The compilation comes in 2 forms: single tracks and continuous mix. In the continuous mix you react to what people give you. The Slow Hands/Tanner Ross track is around 100bpm, for example. Of course then, we build up from the slower stuff. It features like a long set of ours.

For the tracks themselves, our label management and us listen to all the tracks and slowly sculpt a playlist accordingly. It is a work in progress with all the people who are around us. Since we have the office next to the studio we have a lot of minds that can provide input.

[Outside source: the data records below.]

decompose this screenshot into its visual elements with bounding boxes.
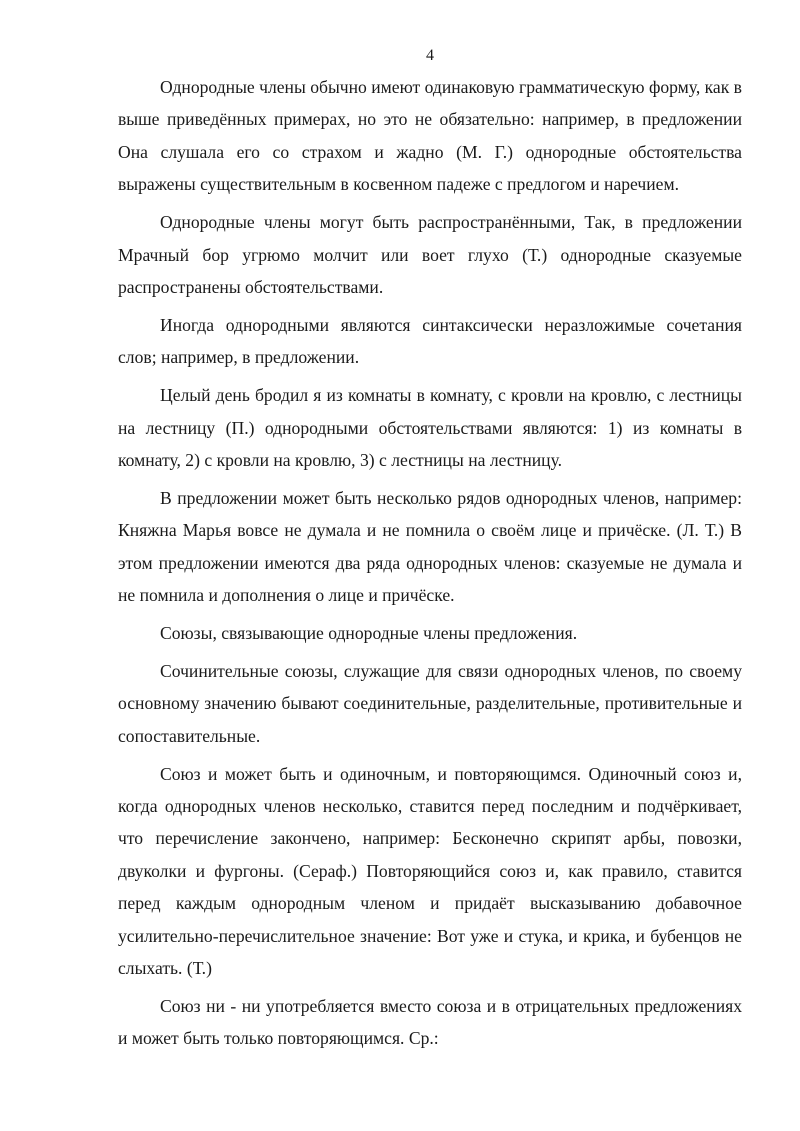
paragraph-example-circumstances: Целый день бродил я из комнаты в комнату, с кровли на кровлю, с лестницы на лестницу (П.) однородными обстоятельствами являются: 1) из комнаты в комнату, 2) с кровли на кровлю, 3) с лестницы на лестницу. — [118, 385, 742, 470]
document-body — [118, 71, 742, 1055]
page-number: 4 — [426, 47, 434, 64]
paragraph-homogeneous-forms: Однородные члены обычно имеют одинаковую грамматическую форму, как в выше приведённых примерах, но это не обязательно: например, в предложении Она слушала его со страхом и жадно (М. Г.) однородные обстоятельства выражены существительным в косвенном падеже с предлогом и наречием. — [118, 77, 742, 195]
paragraph-indivisible-combinations: Иногда однородными являются синтаксически неразложимые сочетания слов; например, в предложении. — [118, 314, 742, 368]
paragraph-coordinating-conjunctions: Сочинительные союзы, служащие для связи однородных членов, по своему основному значению бывают соединительные, разделительные, противительные и сопоставительные. — [118, 660, 742, 746]
paragraph-several-rows: В предложении может быть несколько рядов однородных членов, например: Княжна Марья вовсе не думала и не помнила о своём лице и причёске. (Л. Т.) В этом предложении имеются два ряда однородных членов: сказуемые не думала и не помнила и дополнения о лице и причёске. — [118, 487, 742, 606]
paragraph-extended-members: Однородные члены могут быть распространёнными, Так, в предложении Мрачный бор угрюмо молчит или воет глухо (Т.) однородные сказуемые распространены обстоятельствами. — [118, 212, 742, 297]
paragraph-section-heading: Союзы, связывающие однородные члены предложения. — [160, 623, 578, 643]
paragraph-conjunction-ni: Союз ни - ни употребляется вместо союза и в отрицательных предложениях и может быть только повторяющимся. Ср.: — [118, 995, 742, 1049]
paragraph-conjunction-i: Союз и может быть и одиночным, и повторяющимся. Одиночный союз и, когда однородных членов несколько, ставится перед последним и подчёркивает, что перечисление закончено, например: Бесконечно скрипят арбы, повозки, двуколки и фургоны. (Сераф.) Повторяющийся союз и, как правило, ставится перед каждым однородным членом и придаёт высказыванию добавочное усилительно-перечислительное значение: Вот уже и стука, и крика, и бубенцов не слыхать. (Т.) — [118, 763, 742, 979]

What is the timeline like getting a compilation like this put together and released? When do you start thinking about the compilation?
The last Summer Daze came out in August, which didn’t make too much sense to us. The compilation does have to, at least, come out in high summer so people can enjoy it. We set a date there and count back. We take things like pre master deliverables, master deliverables, and promotion all into account. It makes things a bit weird because when you ask people to participate because that point is usually in the winter. There is barely any light in Berlin and you ask people to think about summertime vibes. We actually found this interesting. People like to feel like summer is coming back.

What is your relationship like with the city of Amsterdam? Do you have any particular memories from here?
Last ADE we ran into some DJ colleagues at the airport. They said to us they were playing Amsterdam and hoped that this time it would be a good gig. This was unbelievable. We asked them 10 times. The Amsterdam we’ve played has been great every time! There are always super professional and super nice people to work with. The parties are always great; 10 out of 10, everytime!